Selecting biologically informative genes in co-expression networks with a centrality score

Abstract

Background: Measures of node centrality in biological networks are useful to detect genes with critical functional roles. In gene co-expression networks, highly connected genes (i.e., candidate hubs) have been associated with key disease-related pathways. Although different approaches to estimating gene centrality are available, their potential biological relevance in gene co-expression networks deserves further investigation. Moreover, standard measures of gene centrality focus on binary interaction networks, which may not always be suitable in the context of co-expression networks. Here, I also investigate a method that identifies potential biologically meaningful genes based on a weighted connectivity score and indicators of statistical relevance.

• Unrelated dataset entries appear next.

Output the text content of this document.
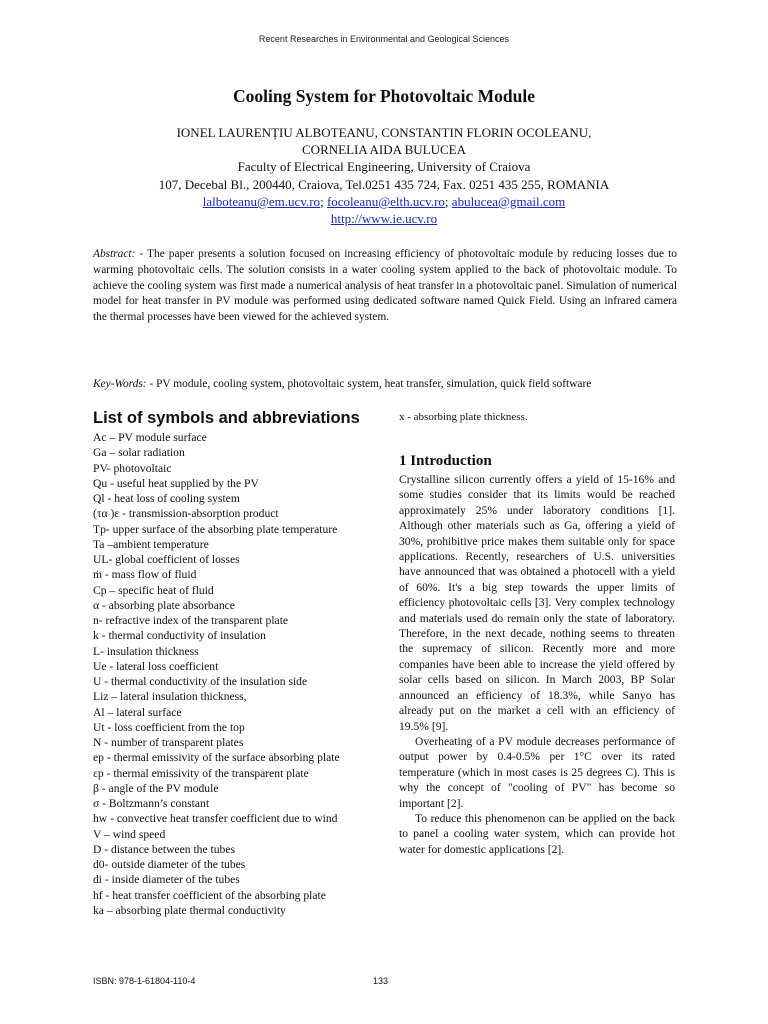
Recent Researches in Environmental and Geological Sciences
Cooling System for Photovoltaic Module
IONEL LAURENȚIU ALBOTEANU, CONSTANTIN FLORIN OCOLEANU,
CORNELIA AIDA BULUCEA
Faculty of Electrical Engineering, University of Craiova
107, Decebal Bl., 200440, Craiova, Tel.0251 435 724, Fax. 0251 435 255, ROMANIA
lalboteanu@em.ucv.ro; focoleanu@elth.ucv.ro; abulucea@gmail.com
http://www.ie.ucv.ro
Abstract: - The paper presents a solution focused on increasing efficiency of photovoltaic module by reducing losses due to warming photovoltaic cells. The solution consists in a water cooling system applied to the back of photovoltaic module. To achieve the cooling system was first made a numerical analysis of heat transfer in a photovoltaic panel. Simulation of numerical model for heat transfer in PV module was performed using dedicated software named Quick Field. Using an infrared camera the thermal processes have been viewed for the achieved system.
Key-Words: - PV module, cooling system, photovoltaic system, heat transfer, simulation, quick field software
List of symbols and abbreviations
Ac – PV module surface
Ga – solar radiation
PV- photovoltaic
Qu - useful heat supplied by the PV
Ql - heat loss of cooling system
(τα )ε - transmission-absorption product
Tp- upper surface of the absorbing plate temperature
Ta –ambient temperature
UL- global coefficient of losses
ṁ - mass flow of fluid
Cp – specific heat of fluid
α - absorbing plate absorbance
n- refractive index of the transparent plate
k - thermal conductivity of insulation
L- insulation thickness
Ue - lateral loss coefficient
U - thermal conductivity of the insulation side
Liz – lateral insulation thickness,
Al – lateral surface
Ut - loss coefficient from the top
N - number of transparent plates
ep - thermal emissivity of the surface absorbing plate
εp - thermal emissivity of the transparent plate
β - angle of the PV module
σ - Boltzmann’s constant
hw - convective heat transfer coefficient due to wind
V – wind speed
D - distance between the tubes
d0- outside diameter of the tubes
di - inside diameter of the tubes
hf - heat transfer coefficient of the absorbing plate
ka – absorbing plate thermal conductivity
x - absorbing plate thickness.
1 Introduction

Crystalline silicon currently offers a yield of 15-16% and some studies consider that its limits would be reached approximately 25% under laboratory conditions [1]. Although other materials such as Ga, offering a yield of 30%, prohibitive price makes them suitable only for space applications. Recently, researchers of U.S. universities have announced that was obtained a photocell with a yield of 60%. It's a big step towards the upper limits of efficiency photovoltaic cells [3]. Very complex technology and materials used do remain only the state of laboratory. Therefore, in the next decade, nothing seems to threaten the supremacy of silicon. Recently more and more companies have been able to increase the yield offered by solar cells based on silicon. In March 2003, BP Solar announced an efficiency of 18.3%, while Sanyo has already put on the market a cell with an efficiency of 19.5% [9].

Overheating of a PV module decreases performance of output power by 0.4-0.5% per 1°C over its rated temperature (which in most cases is 25 degrees C). This is why the concept of "cooling of PV" has become so important [2].

To reduce this phenomenon can be applied on the back to panel a cooling water system, which can provide hot water for domestic applications [2].

ISBN: 978-1-61804-110-4	133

Results: The method enables a characterization of the strength and diversity of co-expression associations in the network. It outperformed standard centrality measures by highlighting more biologically informative genes in different gene co-expression networks and biological research domains. As part of the illustration of the gene selection potential of this approach, I present an application case in zebrafish heart regeneration. The proposed technique predicted genes that are significantly implicated in cellular processes required for tissue regeneration after injury.

Conclusions: A method for selecting biologically informative genes from gene co-expression networks is provided, together with free open software.

Figure 1

Distribution of WNC scores in real and permuted co-expression networks.WNC values from the real and permuted networks are color-coded. To give a sense of the distribution of random samples, the results from 5 permuted networks are shown.

Figure 2

Identification of statistically significant genes based on WNC scores. For each network, the adjusted P values computed for all the WNC scores is displayed. Genes with low P values represent potential biologically relevant genes and can be used for further analysis.

Figure 3

Examples of top genes with highly significant WNC scores in the GBM network. Genes detected with WNC scores are shown as central nodes with their respective co-expression relationships. Panel A shows an example of gene with significant WNC score (AURKA, P = 0). Example of a gene with a statistically spurious WNC (COL6A3, P =1) is shown in B. Edges are color-coded to reflect the intensity of the gene co-expression values. C: top predicted genes from GBM and KL networks do not overlap, which suggest tissue specificity of the observed associations.

Figure 4

Comparison of gene sets identified by WNC and standard centrality scores. A. Venn diagrams depicting overlaps between the gene sets identified by the different methods. Only the largest overlaps with WNC are shown to facilitate visualization. B. Statistically significant GO enrichments found in the predicted gene sets.

Figure 5

Top-ranked genes detected by WNC score analysis. A. Examples of top predictions. B. Top genes (WNC scores with P < 0.05) that were also found as biologically relevant components of heart regeneration in a recent study by Fang et al. [28]. Their approach was based on gene differential expression analysis and independent experimental validations.

Figure 6

Computational prediction of associations between the top candidates in the ZF network and diverse biological processes. High-confidence associations with genes and cellular processes obtained from the IMP analysis. In the network, red nodes represent genes predicted as top candidates in the ZF network using significant WNC scores. Grey nodes represent other genes predicted by IMP to be functionally associated with the top ZF network genes. Color bar indicates the level of statistical confidence of the predicted gene-gene associations. Examples of biological processes significantly enriched in this predicted network are indicated.